Innanzitutto bisogna distinguere i precari della ricerca in due grossi tronconi: quelli "assunti" (si fa per dire) direttamente dagli istituti, e quelli utilizzati in "outsourcing", ovvero attraverso la messa in appalto di un servizio, e dunque dipendenti da società private che accettano commesse dal pubblico. Le forme contrattuali sono le più svariate: a termine, cococo, a progetto, con partita Iva, ma anche borsisti, stagisti, e addirittura (può capitare negli appalti) in nero. Il settore pubblico è ormai strapieno di atipici: il piccolo dossier messo insieme dai precari del coordinamento fa riferimento a uno studio del ministero dell'economia, "I rapporti di lavoro flessibile nella pubblica amministrazione", datato 2003 ma che elabora dati fermi al 31 dicembre 2001. Cifre sicuramente cresciute da allora: venivano censiti 2.581 precari nella ricerca pubblica italiana, 6.981 docenti universitari e 6.408 impiegati nel comparto università. Bisogna anche tener conto che sono considerati esclusivamente i rapporti subordinati a termine, e dunque non viene inclusa nel calcolo la galassia di collaborazioni, borse di studio, stage e autonomi. I numeri del mondo atipico sono dunque certamente superiori, e una verifica empirica l'hanno fatta i coordinamenti precari di nove istituti romani, che si sono autocensiti: sono venuti fuori ben 5 mila lavoratori con rapporti "non classici", ben superiori agli striminziti 2.581 calcolati per tutta Italia.

Mille e trecento sono i precari all'Infn (istituto nazionale fisica nucleare); segue l'Isfol con 990; Istat e Istituto superiore di sanità con 800 ciascuno; l'Enea con 628; l'Icram (ricerca sul mare) con 150; l'Inran (alimenti e nutrizione) ne ha 100, l'Invalsi (valutazione istruzione) 75, l'Inea (economia agraria) 60. A parte i numeri assoluti, evocative sono le percentuali: più piccolo è l'istituto, maggiore è la presenza di precari rispetto al personale di ruolo: così all'Icram si arriva a cifre vicine al 100%, all'Isfol siamo al 90%, all'Invalsi all'83%. All'Istat, la percentuale è del 28%: 2100 a tempo indeterminato, 450 a termine e 360 cococo.

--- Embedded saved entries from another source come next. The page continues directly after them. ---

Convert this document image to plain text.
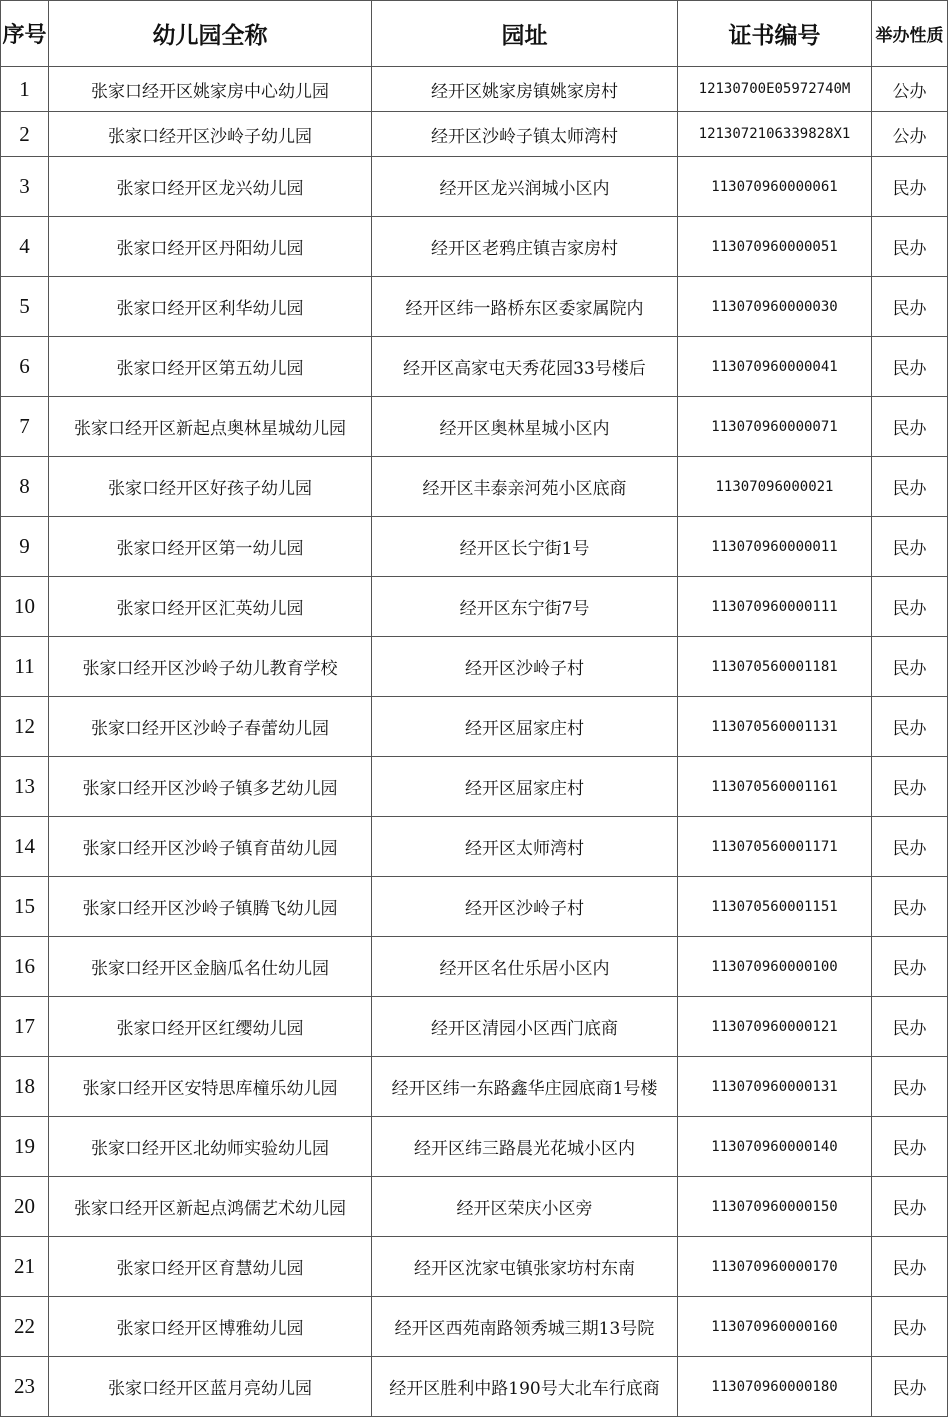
序号	幼儿园全称	园址	证书编号	举办性质
1	张家口经开区姚家房中心幼儿园	经开区姚家房镇姚家房村	12130700E05972740M	公办
2	张家口经开区沙岭子幼儿园	经开区沙岭子镇太师湾村	121307210633982​8X1	公办
3	张家口经开区龙兴幼儿园	经开区龙兴润城小区内	113070960000061	民办
4	张家口经开区丹阳幼儿园	经开区老鸦庄镇吉家房村	113070960000051	民办
5	张家口经开区利华幼儿园	经开区纬一路桥东区委家属院内	113070960000030	民办
6	张家口经开区第五幼儿园	经开区高家屯天秀花园33号楼后	113070960000041	民办
7	张家口经开区新起点奥林星城幼儿园	经开区奥林星城小区内	113070960000071	民办
8	张家口经开区好孩子幼儿园	经开区丰泰亲河苑小区底商	11307096000021	民办
9	张家口经开区第一幼儿园	经开区长宁街1号	113070960000011	民办
10	张家口经开区汇英幼儿园	经开区东宁街7号	113070960000111	民办
11	张家口经开区沙岭子幼儿教育学校	经开区沙岭子村	113070560001181	民办
12	张家口经开区沙岭子春蕾幼儿园	经开区屈家庄村	113070560001131	民办
13	张家口经开区沙岭子镇多艺幼儿园	经开区屈家庄村	113070560001161	民办
14	张家口经开区沙岭子镇育苗幼儿园	经开区太师湾村	113070560001171	民办
15	张家口经开区沙岭子镇腾飞幼儿园	经开区沙岭子村	113070560001151	民办
16	张家口经开区金脑瓜名仕幼儿园	经开区名仕乐居小区内	113070960000100	民办
17	张家口经开区红缨幼儿园	经开区清园小区西门底商	113070960000121	民办
18	张家口经开区安特思库橦乐幼儿园	经开区纬一东路鑫华庄园底商1号楼	113070960000131	民办
19	张家口经开区北幼师实验幼儿园	经开区纬三路晨光花城小区内	113070960000140	民办
20	张家口经开区新起点鸿儒艺术幼儿园	经开区荣庆小区旁	113070960000150	民办
21	张家口经开区育慧幼儿园	经开区沈家屯镇张家坊村东南	113070960000170	民办
22	张家口经开区博雅幼儿园	经开区西苑南路领秀城三期13号院	113070960000160	民办
23	张家口经开区蓝月亮幼儿园	经开区胜利中路190号大北车行底商	113070960000180	民办
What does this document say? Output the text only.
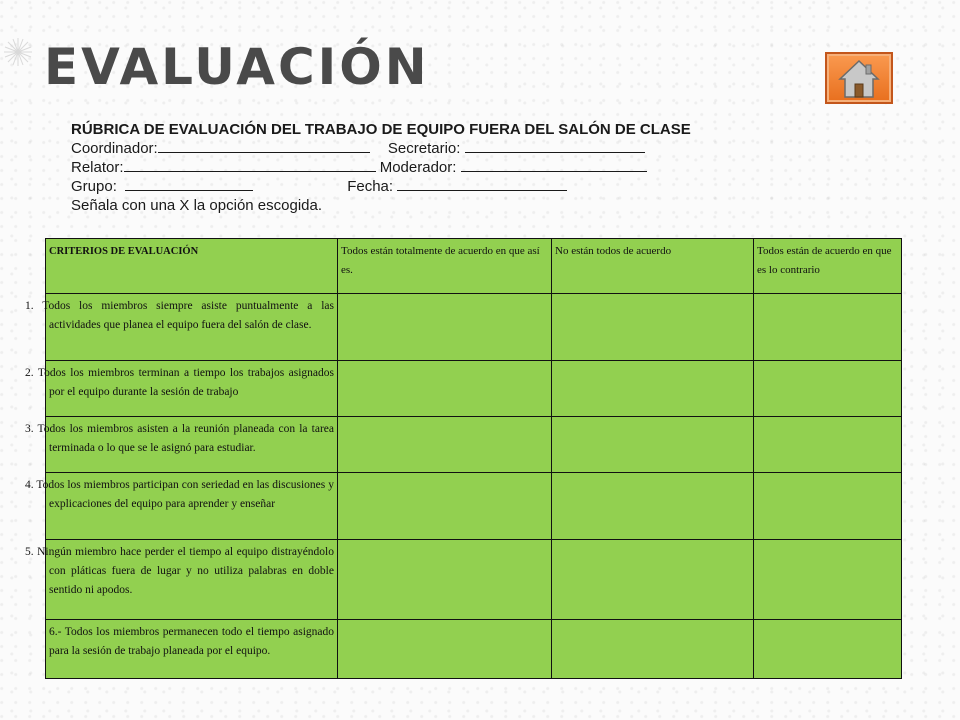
EVALUACIÓN
RÚBRICA DE EVALUACIÓN DEL TRABAJO DE EQUIPO FUERA DEL SALÓN DE CLASE
Coordinador:	Secretario:
Relator:	Moderador:
Grupo:	Fecha:
Señala con una X la opción escogida.
CRITERIOS DE EVALUACIÓN	Todos están totalmente de acuerdo en que así es.	No están todos de acuerdo	Todos están de acuerdo en que es lo contrario
1. Todos los miembros siempre asiste puntualmente a las actividades que planea el equipo fuera del salón de clase.			
2. Todos los miembros terminan a tiempo los trabajos asignados por el equipo durante la sesión de trabajo			
3. Todos los miembros asisten a la reunión planeada con la tarea terminada o lo que se le asignó para estudiar.			
4. Todos los miembros participan con seriedad en las discusiones y explicaciones del equipo para aprender y enseñar			
5. Ningún miembro hace perder el tiempo al equipo distrayéndolo con pláticas fuera de lugar y no utiliza palabras en doble sentido ni apodos.			
6.- Todos los miembros permanecen todo el tiempo asignado para la sesión de trabajo planeada por el equipo.			
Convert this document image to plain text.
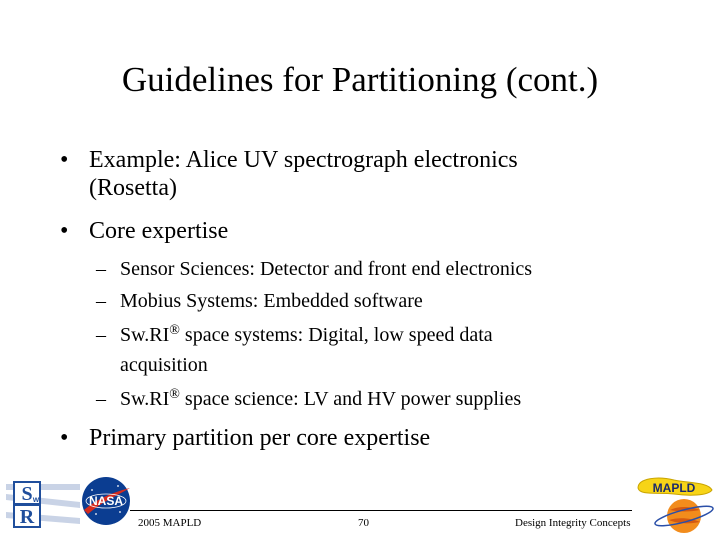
Guidelines for Partitioning (cont.)
• Example: Alice UV spectrograph electronics
(Rosetta)
• Core expertise
– Sensor Sciences: Detector and front end electronics
– Mobius Systems: Embedded software
– Sw.RI® space systems: Digital, low speed data
acquisition
– Sw.RI® space science: LV and HV power supplies
• Primary partition per core expertise
S w
R
NASA
MAPLD
2005 MAPLD	70	Design Integrity Concepts
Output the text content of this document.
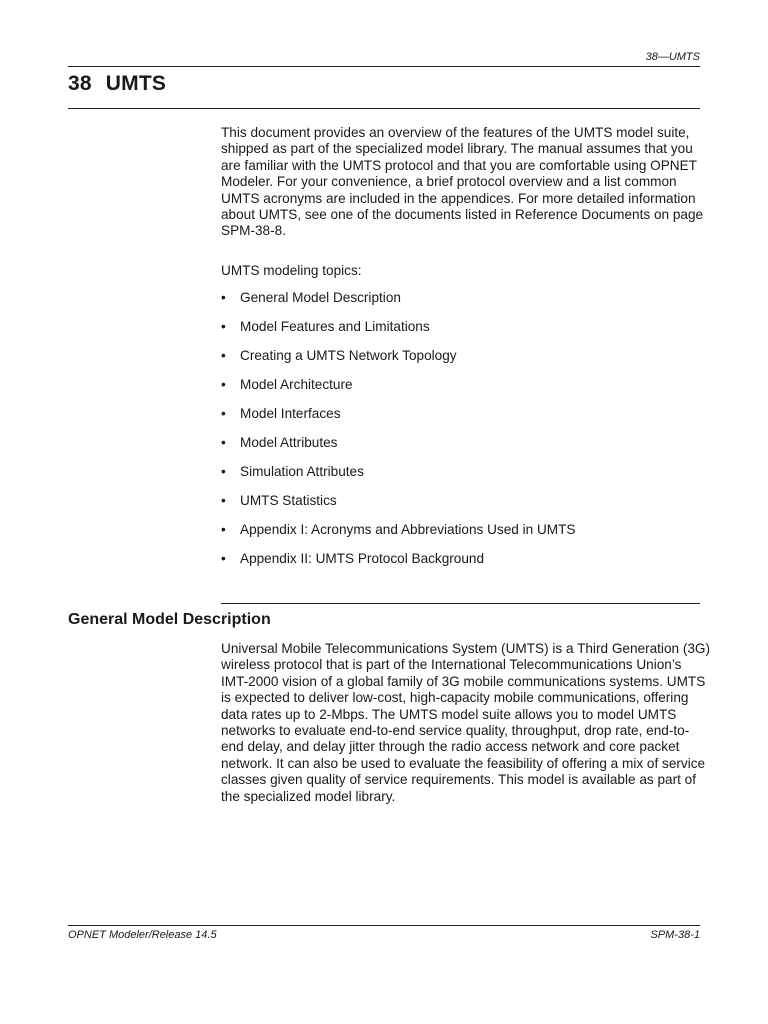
38—UMTS
38 UMTS

This document provides an overview of the features of the UMTS model suite, shipped as part of the specialized model library. The manual assumes that you are familiar with the UMTS protocol and that you are comfortable using OPNET Modeler. For your convenience, a brief protocol overview and a list common UMTS acronyms are included in the appendices. For more detailed information about UMTS, see one of the documents listed in Reference Documents on page SPM-38-8.

UMTS modeling topics:

• General Model Description
• Model Features and Limitations
• Creating a UMTS Network Topology
• Model Architecture
• Model Interfaces
• Model Attributes
• Simulation Attributes
• UMTS Statistics
• Appendix I: Acronyms and Abbreviations Used in UMTS
• Appendix II: UMTS Protocol Background
General Model Description

Universal Mobile Telecommunications System (UMTS) is a Third Generation (3G) wireless protocol that is part of the International Telecommunications Union’s IMT-2000 vision of a global family of 3G mobile communications systems. UMTS is expected to deliver low-cost, high-capacity mobile communications, offering data rates up to 2-Mbps. The UMTS model suite allows you to model UMTS networks to evaluate end-to-end service quality, throughput, drop rate, end-to-end delay, and delay jitter through the radio access network and core packet network. It can also be used to evaluate the feasibility of offering a mix of service classes given quality of service requirements. This model is available as part of the specialized model library.

OPNET Modeler/Release 14.5	SPM-38-1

Atipico intervista atipico

Interessante anche la qualità del lavoro svolto: a parlarci del mondo flessibile, fornendo dati e rilevazioni periodiche, sono i flessibili stessi. Ad esempio, l'indagine sulle forze lavoro in Italia viene compiuta materialmente da 318 rilevatori cococo dell'Istat, mentre viene organizzata da personale che per più della metà è a termine. Le interviste telefoniche esterne sono addirittura appaltate alla (tristemente) nota Atesia - gruppo Cos - call center simbolo del precariato in Italia. I dati sui contratti sono elaborati invece dal servizio censimento Istat: 80% di atipici. Passando ad altri istituti, Alma Laurea fa indagini sui destini dei laureati: i ricercatori, tempo fa, denunciarono il loro status di "stagisti pluriennali", e dunque non retribuiti (!). L'Isfol (precari al 90%) si occupa di formazione lavoro.

Come dire, tocca proprio protestare. Nelle università il movimento di lotta è già più maturo e si è esibito nelle manifestazioni anti riforma Moratti, negli enti di ricerca è ancora da coordinare sul piano nazionale. "Noi facciamo una battaglia anche in nome della qualità e dell'innovazione dei servizi pubblici, contro il declino di cui tanto si parla", spiega Fabrizio Stocchi, del Coordinamento precari Istat. "I nostri scioperi - aggiunge Gabriele Giannini, Fp Cgil - hanno portato al primo stock di assunzioni quest'anno, ma adesso puntiamo a stabilizzare tutti i tempi determinati Istat. Resta il nodo dei rilevatori cococo, che la dirigenza vorrebbe esternalizzare: pensiamo che sia un errore, devono rimanere interni all'istituto, anche per offrire un servizio controllabile e di qualità". La piattaforma dei precari della ricerca parla infatti di stabilizzazione, riconoscimento di anzianità e tutele, più fondi, diritti di rappresentanza e sicurezza sul lavoro.